Posted by Charles Middleton on 03/18/2016

Q: In late February, the Oklahoma Workers' Compensation Commission found sections of the Oklahoma Employee Injury Benefit Act unconstitutional. What are the details of the decision?

A: In the case, the employee asserted a work-related injury due to a single event lifting incident. The employer had “opted-out” of the Administrative Workers' Compensation Act (AWCA) as allowed by the Oklahoma Employee Injury Benefit Act (OEIBA) by becoming a “qualified employer” and establishing an “Employee Benefit Plan.” After the asserted injury, the employee was denied her request for an MRI on the basis that her condition was “pre-existing” and not an “injury” as defined by the employer's plan. Because the Legislature granted the Workers' Compensation Commission with jurisdiction to hear appeals of adverse benefit determinations by qualified employers, the commission heard the appeal and ultimately determined the OEIBA to be unconstitutional. The commission found the OEIBA unconstitutional as a denial of equal protection of the laws for injured Oklahoma workers, as a special law that treats Oklahoma workers differently, and as a denial of access to justice for workers. 


Q: How does the opt-out system work?

A: Under the OEIBA, an employer may “opt-out” of the AWCA by becoming a “qualified employer.” To qualify, employers must provide specific notice to the insurance commissioner, as well as existing and perspective employees. In addition, an employer must pay certain fees and establish a “written benefit plan.” This plan must provide for the payment of the same form of certain benefits provided under the AWCA. Employers may self-fund or insure, and depending on the number of employees and assets, they may do so according to guidelines laid out in the OEIBA. In essence, employers handle workers' compensation matters internally and establish an internal appeals process.

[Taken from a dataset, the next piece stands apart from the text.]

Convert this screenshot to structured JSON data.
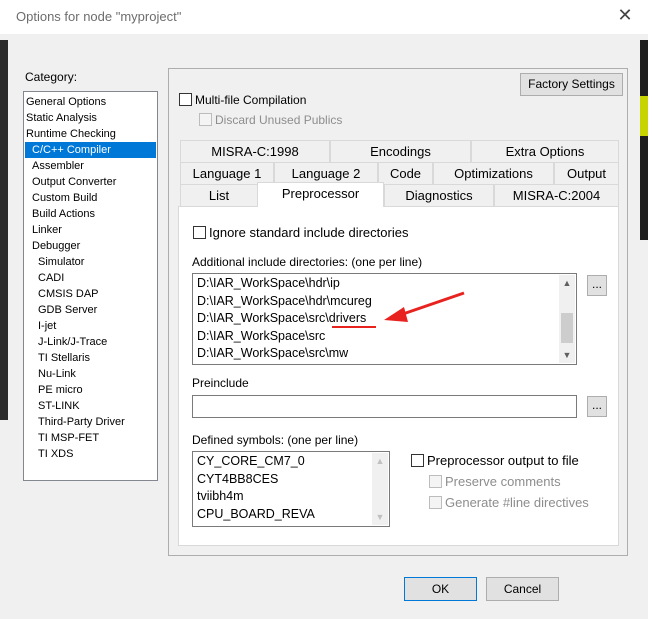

Once the internal appeals process is exhausted, the OEIBA grants the commission the ability to hear appeals of adverse benefit determinations such as in the case in question. 


Q: How will this decision impact Oklahoma businesses and employees?

A: Certainly, this impacts current employers that have written benefit plans. On a positive note, the commission commented that these employers will not be considered to have failed to secure workers' compensation coverage, which in essence should protect those employers from any fines for failure to secure coverage. The OEIBA and the commission decision specifically provide that employers will have 90 days to secure coverage or an own risk certificate under the AWCA from any final decision. An appeal by the employer to Oklahoma's Supreme Court in this case is definitely anticipated, and the commission ordered that the case be referred to a commission administrative law judge on the merits under the AWCA, only after appeals on the case are decided. According to the commission, employees who are injured on the job now will be treated equally in the same venue. Injured workers appear to be pleased with the decision as they feel employers shouldn't have the ability to define what constitutes an injury.


Q: How do you recommend businesses handle workers' comp cases moving forward?

A: It's unclear whether this ruling will have an immediate effect on all pending claims under written benefit plans. Employers with these plans should review their policies to determine what type of protections they have and identify a contingency plan if the Supreme Court throws out the OEIBA in its entirety. In light of this recent decision and a likely pending appeal, employers who don't have written benefits plans should continue their regular course of action by securing coverage under the AWCA or an own risk certificate. Such cases will continue to be tried in the commission, keeping in mind that there are many other pending constitutional issues before the court on the AWCA, as well. Oklahoma is in a bit of a waiting game currently as challenges under the AWCA and OEIBA continue.